We are at a point in education where we need the help of politicians more than ever. In less than a year we have been challenged through cuts in the SEND band funding, a budget formula that is causing many schools to nose dive into a deficit, a recruitment and retention crisis fuelled by ramped up expectations against a curriculum that nobody knows how to assess, and an education bill that favours illogical and ideological change over common sense and reason.
Any one of these changes across one academic year would have been challenging enough, but altogether? Do you remember the last few seconds just before you lost at space invaders? When the multitude of alien ships, after growing relentlessly in number, finally overpowered you, and slowly but surely lowered themselves onto your head, crushing you, and turning you into a mashed up heap of broken bones, fluids and brain-jam? That’s a bit similar to what leading a school has felt like in the last few months.
Unlike the ineffectual laser cannon of space invaders however, we schools are not just trying to overcome the challenges that face us; we are also trying to deliver a service. And our customers have great expectations. The age of Mumsnet has given rise to a level of ‘parent-voice’ that is unprecedented in the history of schooling. So much so that politicians have succumbed to drafting education policy that would suggest courting the ‘parent pound’ is their top priority. Parents have been told time and time again that they have the right to demand, not only the best, not just more, but whatever they feel entitled to.
In recent years, schools have bent over backwards to accommodate parents’ wishes and demands. If anything is not deemed to fit in with parents’ expectation, it is fair game to be debated online, petitioned in the playground and complained about to Ofsted. You can’t blame the parents. They have the priority of their child at the forefront of their minds. So, of course, do we. It’s just that we happen to have everyone else’s kid to think about too and that’s what causes the problem. The education profession has been systematically de-professionalised by politicians whose default move, when confronted with a ‘this isn’t good enough’ scenario, is to simply put it out on twitter that ‘schools will have to make it better’. Schools are now expected to not only educate children but to solve the ills of society because that’s what every parent wants.
Well, if schools are going to survive all the budget cuts and the raised expectations in standards of reading, writing and maths, the politicians are going to have to give us something back. They will need to make it clear that schools exist purely to educate children. If they intend to strip back our funding and ramp up stringent accountability measures they will need to better manage parents’ expectations, as we will no longer have the capacity to do everything.
Parents will have to understand that we can do it all no longer. It’s a sad truth but, as schools begin to run themselves using the minimum number of teachers required, society is going to have accept it. Your child can’t swim? Take them swimming on Saturday. Your child was bullied online last night? Close their account. You think your child isn’t being stretched by the mastery curriculum? Go and hire a personal tutor. Your child has behavioural and emotional issues? Take them to a psychiatrist.

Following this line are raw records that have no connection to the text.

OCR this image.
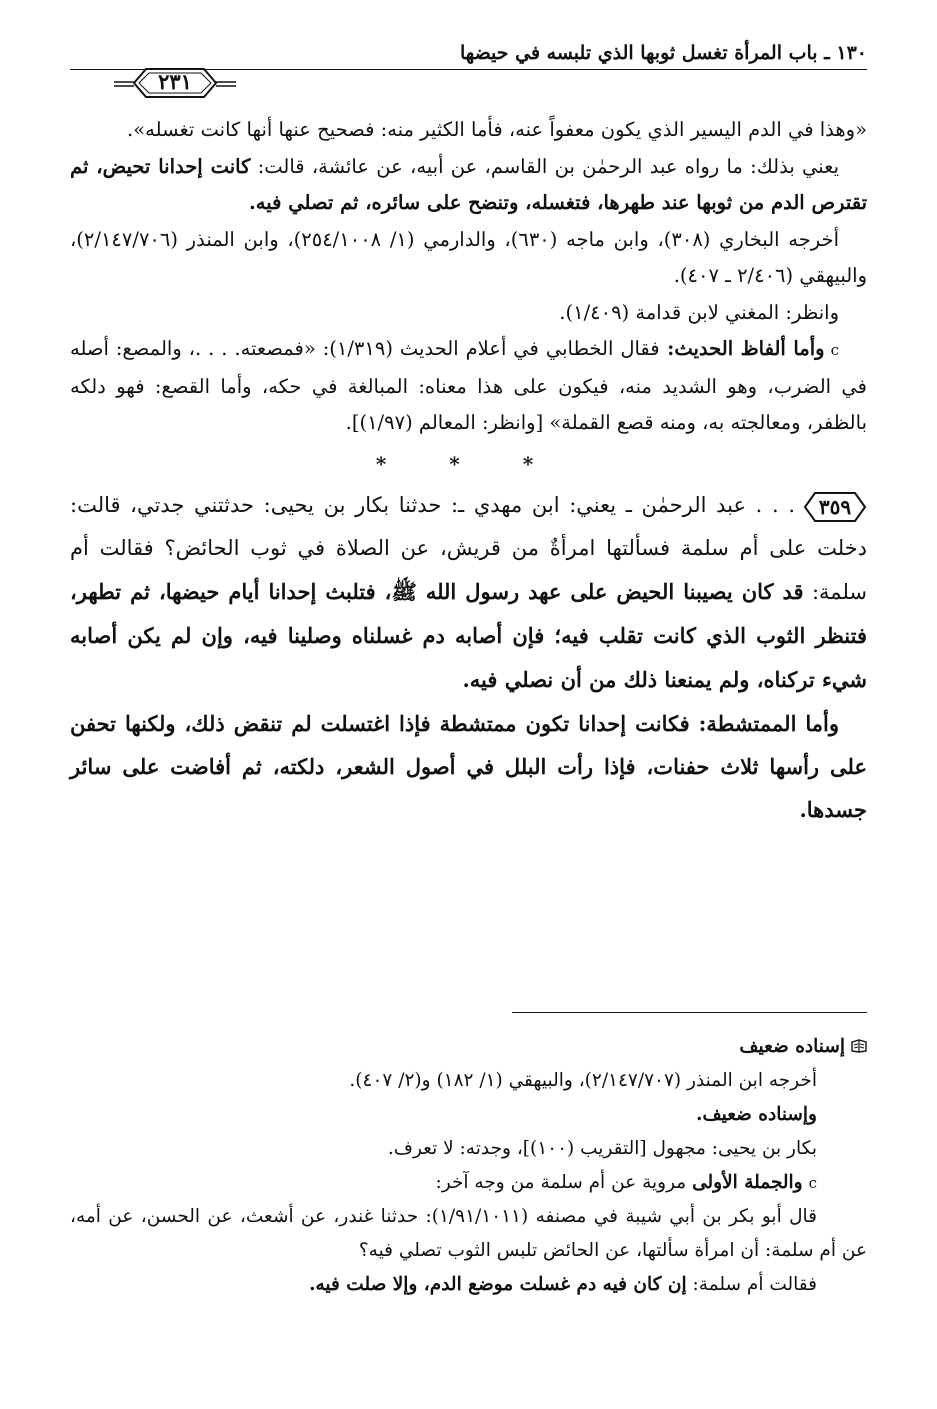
١٣٠ ـ باب المرأة تغسل ثوبها الذي تلبسه في حيضها
٢٣١

«وهذا في الدم اليسير الذي يكون معفواً عنه، فأما الكثير منه: فصحيح عنها أنها كانت تغسله».

يعني بذلك: ما رواه عبد الرحمٰن بن القاسم، عن أبيه، عن عائشة، قالت: كانت إحدانا تحيض، ثم تقترص الدم من ثوبها عند طهرها، فتغسله، وتنضح على سائره، ثم تصلي فيه.

أخرجه البخاري (٣٠٨)، وابن ماجه (٦٣٠)، والدارمي (١/ ٢٥٤/١٠٠٨)، وابن المنذر (٢/١٤٧/٧٠٦)، والبيهقي (٢/٤٠٦ ـ ٤٠٧).

وانظر: المغني لابن قدامة (١/٤٠٩).

cوأما ألفاظ الحديث: فقال الخطابي في أعلام الحديث (١/٣١٩): «فمصعته. . . .، والمصع: أصله في الضرب، وهو الشديد منه، فيكون على هذا معناه: المبالغة في حكه، وأما القصع: فهو دلكه بالظفر، ومعالجته به، ومنه قصع القملة» [وانظر: المعالم (١/٩٧)].

* * *

٣٥٩
. . . عبد الرحمٰن ـ يعني: ابن مهدي ـ: حدثنا بكار بن يحيى: حدثتني جدتي، قالت: دخلت على أم سلمة فسألتها امرأةٌ من قريش، عن الصلاة في ثوب الحائض؟ فقالت أم سلمة: قد كان يصيبنا الحيض على عهد رسول الله ﷺ، فتلبث إحدانا أيام حيضها، ثم تطهر، فتنظر الثوب الذي كانت تقلب فيه؛ فإن أصابه دم غسلناه وصلينا فيه، وإن لم يكن أصابه شيء تركناه، ولم يمنعنا ذلك من أن نصلي فيه.

وأما الممتشطة: فكانت إحدانا تكون ممتشطة فإذا اغتسلت لم تنقض ذلك، ولكنها تحفن على رأسها ثلاث حفنات، فإذا رأت البلل في أصول الشعر، دلكته، ثم أفاضت على سائر جسدها.

إسناده ضعيف

أخرجه ابن المنذر (٢/١٤٧/٧٠٧)، والبيهقي (١/ ١٨٢) و(٢/ ٤٠٧).

وإسناده ضعيف.

بكار بن يحيى: مجهول [التقريب (١٠٠)]، وجدته: لا تعرف.

cوالجملة الأولى مروية عن أم سلمة من وجه آخر:

قال أبو بكر بن أبي شيبة في مصنفه (١/٩١/١٠١١): حدثنا غندر، عن أشعث، عن الحسن، عن أمه، عن أم سلمة: أن امرأة سألتها، عن الحائض تلبس الثوب تصلي فيه؟

فقالت أم سلمة: إن كان فيه دم غسلت موضع الدم، وإلا صلت فيه.
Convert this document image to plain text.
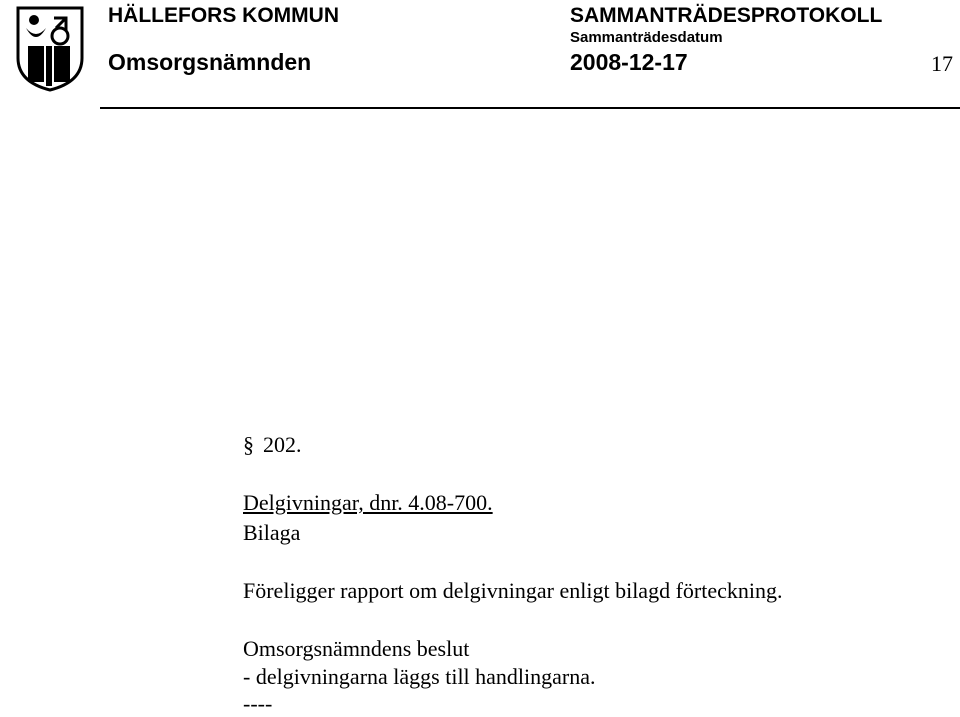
HÄLLEFORS KOMMUN
Omsorgsnämnden
SAMMANTRÄDESPROTOKOLL
Sammanträdesdatum
2008-12-17	17
§ 202.
Delgivningar, dnr. 4.08-700.
Bilaga
Föreligger rapport om delgivningar enligt bilagd förteckning.
Omsorgsnämndens beslut
- delgivningarna läggs till handlingarna.
----
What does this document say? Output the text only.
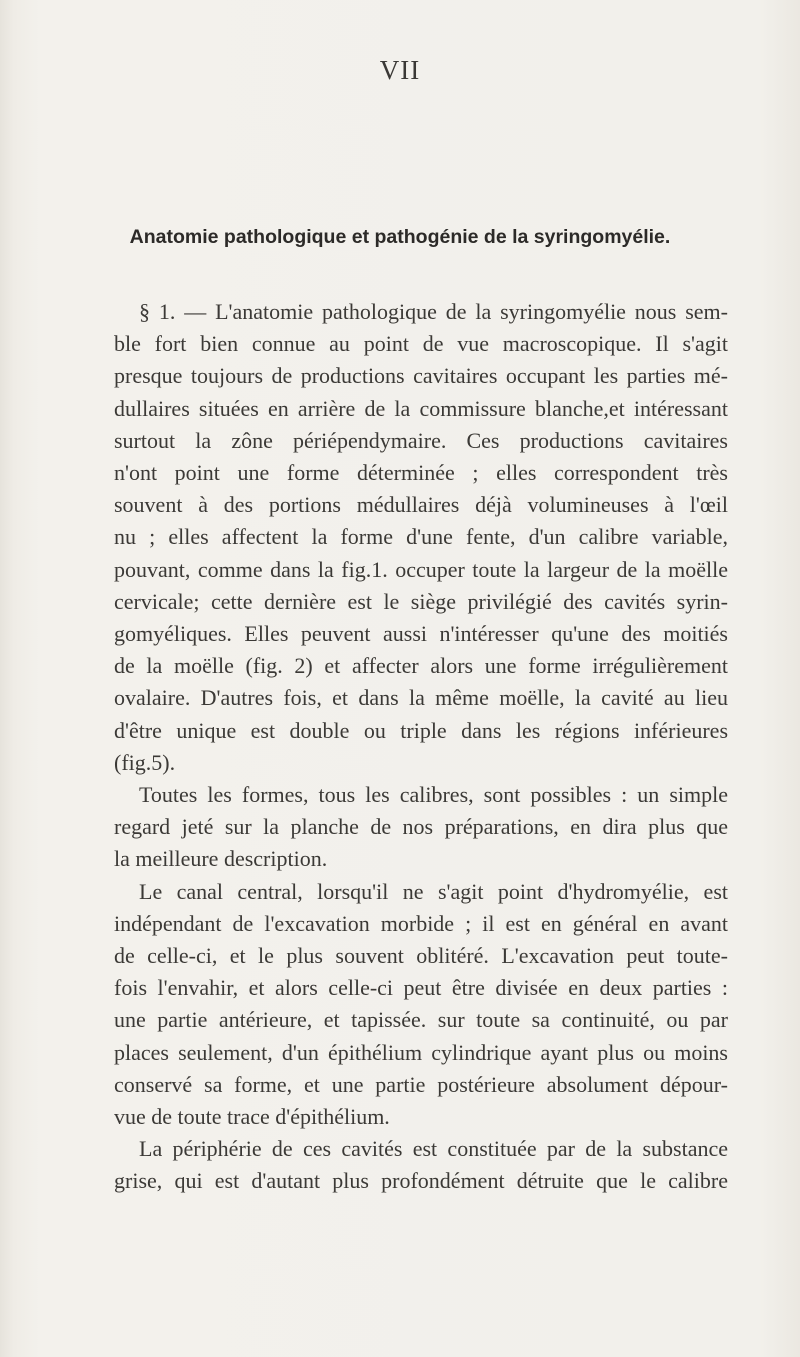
VII
Anatomie pathologique et pathogénie de la syringomyélie.
§ 1. — L'anatomie pathologique de la syringomyélie nous sem-
ble fort bien connue au point de vue macroscopique. Il s'agit
presque toujours de productions cavitaires occupant les parties mé-
dullaires situées en arrière de la commissure blanche,et intéressant
surtout la zône périépendymaire. Ces productions cavitaires
n'ont point une forme déterminée ; elles correspondent très
souvent à des portions médullaires déjà volumineuses à l'œil
nu ; elles affectent la forme d'une fente, d'un calibre variable,
pouvant, comme dans la fig.1. occuper toute la largeur de la moëlle
cervicale; cette dernière est le siège privilégié des cavités syrin-
gomyéliques. Elles peuvent aussi n'intéresser qu'une des moitiés
de la moëlle (fig. 2) et affecter alors une forme irrégulièrement
ovalaire. D'autres fois, et dans la même moëlle, la cavité au lieu
d'être unique est double ou triple dans les régions inférieures
(fig.5).
Toutes les formes, tous les calibres, sont possibles : un simple
regard jeté sur la planche de nos préparations, en dira plus que
la meilleure description.
Le canal central, lorsqu'il ne s'agit point d'hydromyélie, est
indépendant de l'excavation morbide ; il est en général en avant
de celle-ci, et le plus souvent oblitéré. L'excavation peut toute-
fois l'envahir, et alors celle-ci peut être divisée en deux parties :
une partie antérieure, et tapissée. sur toute sa continuité, ou par
places seulement, d'un épithélium cylindrique ayant plus ou moins
conservé sa forme, et une partie postérieure absolument dépour-
vue de toute trace d'épithélium.
La périphérie de ces cavités est constituée par de la substance
grise, qui est d'autant plus profondément détruite que le calibre
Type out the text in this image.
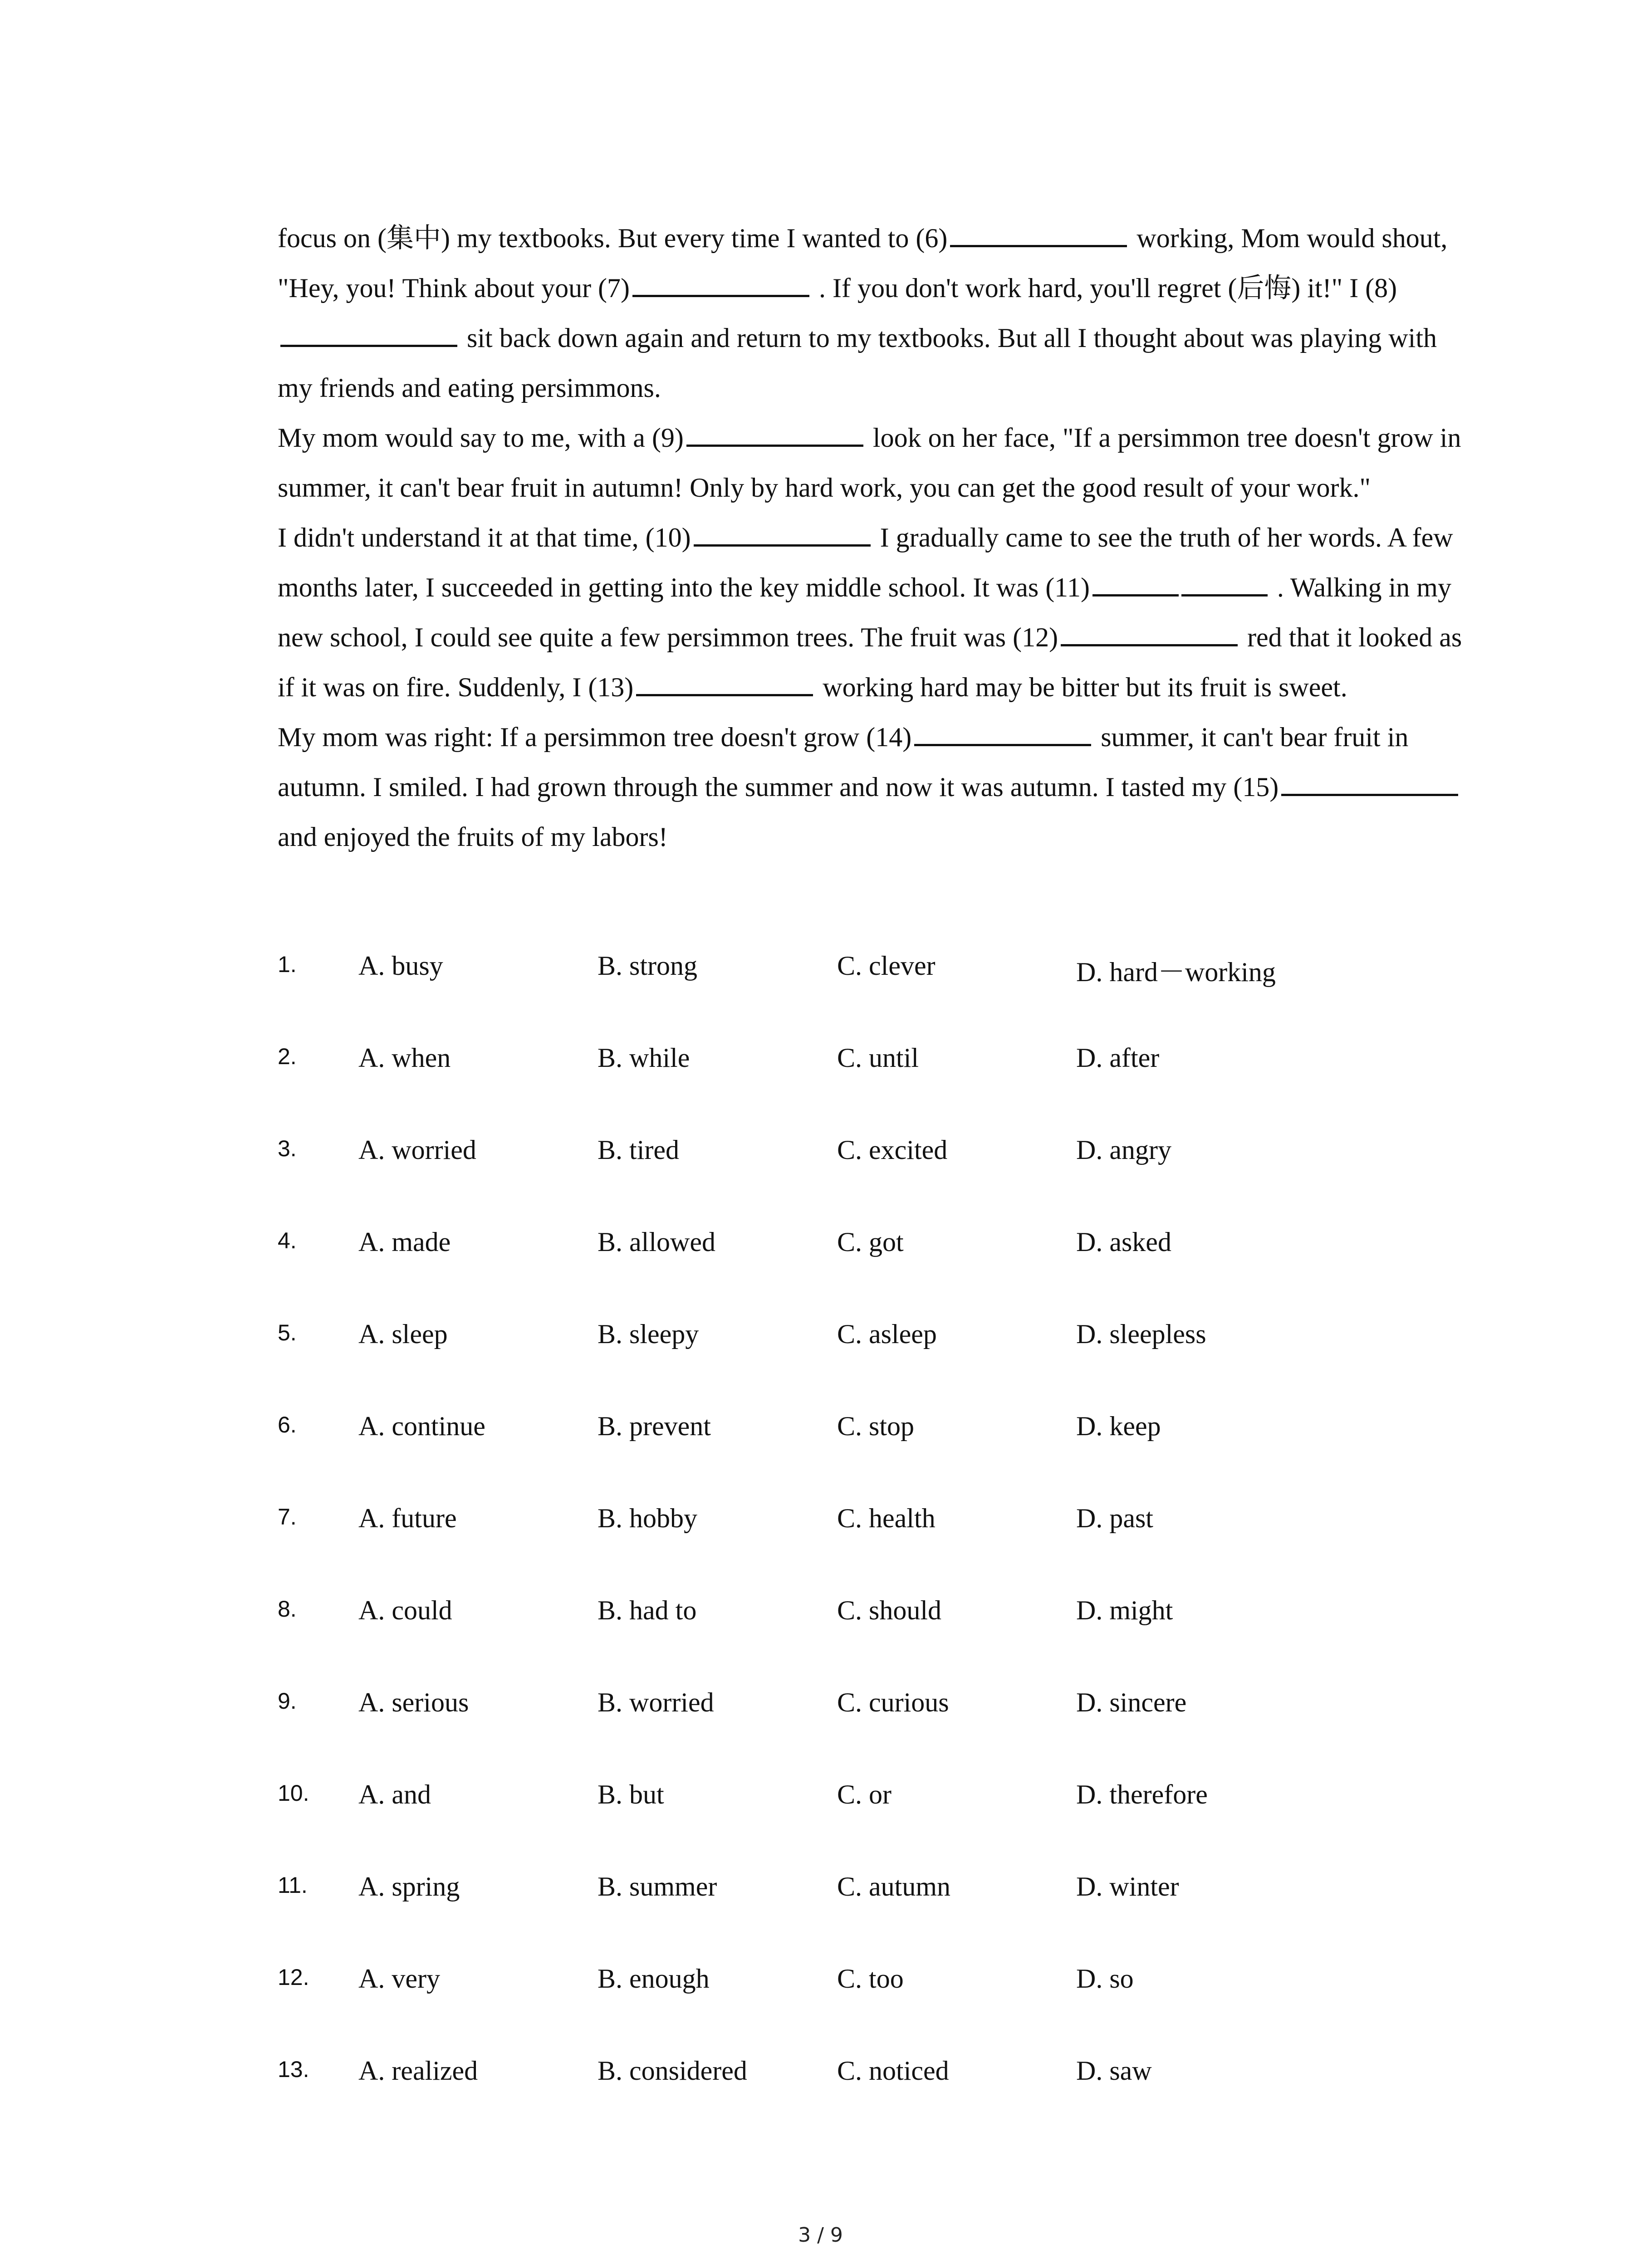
focus on (集中) my textbooks. But every time I wanted to (6)	working, Mom would shout, "Hey, you! Think about your (7)	. If you don't work hard, you'll regret (后悔) it!" I (8) sit back down again and return to my textbooks. But all I thought about was playing with my friends and eating persimmons.

My mom would say to me, with a (9)	look on her face, "If a persimmon tree doesn't grow in summer, it can't bear fruit in autumn! Only by hard work, you can get the good result of your work."

I didn't understand it at that time, (10)	I gradually came to see the truth of her words. A few months later, I succeeded in getting into the key middle school. It was (11)	. Walking in my new school, I could see quite a few persimmon trees. The fruit was (12)	red that it looked as if it was on fire. Suddenly, I (13)	working hard may be bitter but its fruit is sweet.

My mom was right: If a persimmon tree doesn't grow (14)	summer, it can't bear fruit in autumn. I smiled. I had grown through the summer and now it was autumn. I tasted my (15) and enjoyed the fruits of my labors!

1. A. busy	B. strong	C. clever	D. hard－working
2. A. when	B. while	C. until	D. after
3. A. worried	B. tired	C. excited	D. angry
4. A. made	B. allowed	C. got	D. asked
5. A. sleep	B. sleepy	C. asleep	D. sleepless
6. A. continue	B. prevent	C. stop	D. keep
7. A. future	B. hobby	C. health	D. past
8. A. could	B. had to	C. should	D. might
9. A. serious	B. worried	C. curious	D. sincere
10. A. and	B. but	C. or	D. therefore
11. A. spring	B. summer	C. autumn	D. winter
12. A. very	B. enough	C. too	D. so
13. A. realized	B. considered	C. noticed	D. saw
3 / 9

There will need to be a national understanding that schools that say ‘no’ are not cruel and uncaring institutions shirking their responsibilities as they hot-house children for exams. Schools that say ‘no’ will simply be prioritising in order to fulfil a statutory duty to raise standards in education. They’re not being difficult. It is not unacceptable. You can’t complain. They are just trying to do a job with limited resources. It isn’t a perfect model and it’s not one any educationalist would choose (well maybe a neo-post-punk-prog-rock-traditionalist would) but it’s the one that we’ve got and we need to make the best of it.
This is not a conversation I want to have with parents. It is not the way I’d choose to run a school. But the uncomfortable truth is, as good as we are, we can’t perform miracles.
If the government is serious about its white paper and its current valuation on the cost of running a school that meets the needs of individual children, then it better start flexing those opposable thumbs…because there’s going to be an army of parental space invaders rushing down to crush them and, trust me, they’re really good at winning.
If any parents at my school (and I know some of you will) read this particular post, please remember that I love you all, and will always try, as hard as I can, to meet the needs of your children whatever it takes. It’s just, well, it’s going to get harder and harder, so bear with me.